Transaction rollback is another issue to deal with. An application rollback is typically the result of pre-designed business logic. But a non-application rollback is a serious issue and needs to be addressed immediately. The application would throw an exception and the transaction would roll back in return, not allowing the end-user using the application to process their request. There are three types of non-application rollbacks:
- A system rollback happens due to a problem in the Java application server
- A time-out rollback happens because a process within the Java container times out
- A resource rollback happens when there is a problem in resource management of the Java container
- Use application performance monitoring tools to monitor the health, availability and performance of Java application servers from end to end.
- Track key application server metrics to understand anomalies and antipatterns.
#9 Server Performance Problems
All applications and supporting middleware and back end are run on enterprise servers. This could be a server operating system on a physical box, a virtual machine, or even in the cloud. A problem in the server hardware or resources will affect the performance of the application running on it. Insufficient CPU, memory, and disk, operating system errors, server hardware faults, high-CPU processes, zombie processes, corrupt services, etc. are some common problems administrators deal with. Especially when the server is virtualized, it is even more difficult to pinpoint problems. A resource contention issue at the virtualized host server can impact all the guest virtual machines and applications running on them. The same with containers and cloud-based application workloads
- Constantly monitor the performance of servers and operating system.
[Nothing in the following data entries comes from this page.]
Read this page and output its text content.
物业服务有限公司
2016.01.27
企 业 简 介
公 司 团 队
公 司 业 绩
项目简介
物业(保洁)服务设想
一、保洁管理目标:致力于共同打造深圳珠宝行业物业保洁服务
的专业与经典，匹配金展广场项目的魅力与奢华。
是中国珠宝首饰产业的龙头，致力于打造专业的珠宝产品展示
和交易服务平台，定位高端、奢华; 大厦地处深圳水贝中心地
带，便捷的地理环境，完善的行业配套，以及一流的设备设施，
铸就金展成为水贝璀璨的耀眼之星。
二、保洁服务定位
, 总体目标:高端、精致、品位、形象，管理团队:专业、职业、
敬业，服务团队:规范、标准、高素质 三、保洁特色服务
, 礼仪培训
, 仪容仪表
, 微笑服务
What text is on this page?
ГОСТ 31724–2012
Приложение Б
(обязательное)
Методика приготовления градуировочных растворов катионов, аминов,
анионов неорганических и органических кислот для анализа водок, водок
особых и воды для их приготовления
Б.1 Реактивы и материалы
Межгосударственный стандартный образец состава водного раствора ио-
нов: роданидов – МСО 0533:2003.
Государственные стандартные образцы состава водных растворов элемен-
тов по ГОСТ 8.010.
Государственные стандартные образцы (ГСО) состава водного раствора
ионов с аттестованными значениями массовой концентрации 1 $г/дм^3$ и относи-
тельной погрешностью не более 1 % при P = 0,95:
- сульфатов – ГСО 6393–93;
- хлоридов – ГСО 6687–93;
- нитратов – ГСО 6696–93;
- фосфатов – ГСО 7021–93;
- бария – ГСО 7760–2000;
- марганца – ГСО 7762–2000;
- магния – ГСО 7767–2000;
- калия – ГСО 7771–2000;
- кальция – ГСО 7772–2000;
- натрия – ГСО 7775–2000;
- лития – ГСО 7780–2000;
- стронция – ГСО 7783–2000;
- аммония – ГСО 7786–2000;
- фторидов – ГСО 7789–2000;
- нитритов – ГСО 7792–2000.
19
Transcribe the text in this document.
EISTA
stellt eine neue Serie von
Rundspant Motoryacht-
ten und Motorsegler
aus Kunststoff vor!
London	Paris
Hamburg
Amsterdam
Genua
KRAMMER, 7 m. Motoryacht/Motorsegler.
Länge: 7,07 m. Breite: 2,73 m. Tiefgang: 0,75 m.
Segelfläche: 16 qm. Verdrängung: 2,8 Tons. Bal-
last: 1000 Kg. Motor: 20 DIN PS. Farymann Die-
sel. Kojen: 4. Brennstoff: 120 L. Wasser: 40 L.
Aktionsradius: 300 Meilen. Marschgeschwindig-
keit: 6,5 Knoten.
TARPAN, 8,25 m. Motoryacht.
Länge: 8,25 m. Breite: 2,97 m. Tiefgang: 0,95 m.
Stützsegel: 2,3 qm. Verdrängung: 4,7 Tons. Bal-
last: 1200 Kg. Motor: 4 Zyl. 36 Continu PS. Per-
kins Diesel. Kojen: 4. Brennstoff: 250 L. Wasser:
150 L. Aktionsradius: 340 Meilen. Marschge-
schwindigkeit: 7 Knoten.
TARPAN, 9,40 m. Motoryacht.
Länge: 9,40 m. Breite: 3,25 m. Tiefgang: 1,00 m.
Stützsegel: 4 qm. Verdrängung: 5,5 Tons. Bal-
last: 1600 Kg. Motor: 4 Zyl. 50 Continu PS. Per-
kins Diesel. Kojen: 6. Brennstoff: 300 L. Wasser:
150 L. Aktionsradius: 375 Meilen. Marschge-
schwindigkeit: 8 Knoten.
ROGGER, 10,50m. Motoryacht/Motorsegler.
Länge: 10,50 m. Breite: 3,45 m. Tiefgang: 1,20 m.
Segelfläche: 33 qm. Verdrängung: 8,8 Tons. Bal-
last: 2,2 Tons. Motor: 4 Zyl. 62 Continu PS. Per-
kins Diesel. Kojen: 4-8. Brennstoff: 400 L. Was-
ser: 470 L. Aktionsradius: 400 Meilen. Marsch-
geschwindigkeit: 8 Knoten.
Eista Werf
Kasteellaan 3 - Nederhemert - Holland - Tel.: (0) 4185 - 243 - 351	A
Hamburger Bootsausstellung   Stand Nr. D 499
- Size servers optimally for maximum application performance.
- Understand dependencies between the server (physical/virtual/cloud) and the applications running on them to causal analysis of application slowdowns.
#10 Network Latency and Connectivity Issues
Bandwidth congestion in the network, high latency and packet loss, misconfiguration in a router, DNS failure, etc. could affect the performance of applications. Usually there is a lot of finger-pointing between the application team and network team as to where the root cause of an application problem is and who needs to resolve it. When it is actually a network issue, the application team could be chasing a red herring on the server side.
- Continuously monitor the network devices, traffic and configurations.
- Compare and correlate network performance with application problems to easily know the impact of network performance on the applications and isolate the root cause.
It is important for developers to code efficiently and testers to catch and report issues – no doubt! The IT teams should also act proactively have the necessary performance management measures in place. Monitoring should not be an afterthought for organizations developing, hosting, implementing and using Java-based applications. Constant monitoring of user experience, application transactions, application code, and the supporting infrastructure is vital to detect and resolve problems before they become business-impacting.